Drinkhouse v. Birch Ranch & Oil Co.
Before: Barnard
BARNARD, P. J.
This is an action to quiet title to certain land as against any claims of the defendants arising from an oil and gas lease.
In 1924, the Calivada Oil Company and the Nevada Hills Mining Company executed a joint venture agreement involving several properties,' including the land here in question. On May 15, 1928, these corporations executed an agreement providing for a division between them of the assets belonging to the joint venture which then stood in the name of Calivada Oil Company, including this land. This agreement, after reciting that it was for the purpose of settling differences which had arisen between them, and that the Calivada Oil Company was in the process of liquidation and did not propose to engage in any business other than such as was incidental thereto, provided that the assets of the joint venture should be disposed of and the proceeds divided, 61.54 per cent to be paid to the Calivada and 38.46 per cent to the Nevada Hills Company, and that when all of the assets of the joint venture had been thus divided the agreement should terminate.
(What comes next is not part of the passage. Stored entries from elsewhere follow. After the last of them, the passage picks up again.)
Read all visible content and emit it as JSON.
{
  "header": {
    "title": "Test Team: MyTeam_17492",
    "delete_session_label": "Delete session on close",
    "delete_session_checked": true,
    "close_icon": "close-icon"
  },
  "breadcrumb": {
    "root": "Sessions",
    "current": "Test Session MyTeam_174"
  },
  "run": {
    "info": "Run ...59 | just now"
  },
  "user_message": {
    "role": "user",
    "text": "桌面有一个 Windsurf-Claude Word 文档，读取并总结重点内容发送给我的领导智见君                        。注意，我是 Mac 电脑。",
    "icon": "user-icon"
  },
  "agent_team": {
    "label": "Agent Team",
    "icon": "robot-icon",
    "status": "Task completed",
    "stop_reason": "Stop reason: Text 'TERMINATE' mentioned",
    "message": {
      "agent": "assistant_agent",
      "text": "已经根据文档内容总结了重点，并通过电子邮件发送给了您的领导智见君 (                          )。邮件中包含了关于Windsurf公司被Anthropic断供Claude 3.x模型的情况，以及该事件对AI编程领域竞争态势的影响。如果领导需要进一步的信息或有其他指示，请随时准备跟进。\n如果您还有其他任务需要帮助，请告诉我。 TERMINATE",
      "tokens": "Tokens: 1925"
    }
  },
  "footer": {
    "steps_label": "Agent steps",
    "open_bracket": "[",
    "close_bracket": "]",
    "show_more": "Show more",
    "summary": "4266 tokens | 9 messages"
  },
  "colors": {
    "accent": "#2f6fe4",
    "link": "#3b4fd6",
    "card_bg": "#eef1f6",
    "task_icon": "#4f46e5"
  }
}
This agreement also provided that Calivada might continue with dissolution proceedings, and that if it was dissolved before the assets of the joint venture were fully divided it should transfer any remaining assets to John Lawton Butler, thereby appointed by Calivada, and Warren B. Richardson thereby appointed by Nevada Hills, as trustees, setting forth the interest of the parties and providing for the disposition of such remaining assets in accordance with the provisions of that agreement. It further provided that in the event of the death, resignation or inability to act of either of the trustees thus appointed, the corporation by whom said trustee was appointed should appoint another person to act in his place with like duties and powers, and in the event that either corporation had at that time been dissolved the appointment of such a successor-trustee must be made by a majority vote
[925]
of the persons who were directors of the corporation at the date of its dissolution.
On November 13, 1928, the Calivada Company conveyed the property to Butler and Richardson, in trust, for the purposes set forth in the prior agreement. This conveyance, which was recorded on November 26, 1928, referred to the agreements above mentioned and recited that the May 15, 1928, agreement had provided that such a conveyance in trust might be made to John Lawton Butler, appointed by Calivada and Warren B. Richardson appointed by Nevada, as trustees, upon the trusts and for the purposes and uses therein specified. It also stated that this conveyance was made pursuant to and in accordance with the provisions of the agreement of May 15, 1928. It further provided that (a) “as speedily as possible the trustees shall convert into cash all property of the joint venture . . . which, is hereby transferred ...” and as often as they have $1,000 on hand shall divide the proceeds between the two corporations, or to their stockholders, in the proportion of 61.54 per cent to the Calivada Company and 38.46 per cent to the Nevada Hills Company or its successor; (b) that during the life of the trust the trustees shall collect the income of the trust property, if any, and shall pay all taxes and charges; (c) that when all the property of such joint venture shall have been thus divided the trust shall terminate; and (d) that the trustees shall not be liable for any depreciation in the value of the property during the continuance of the trust.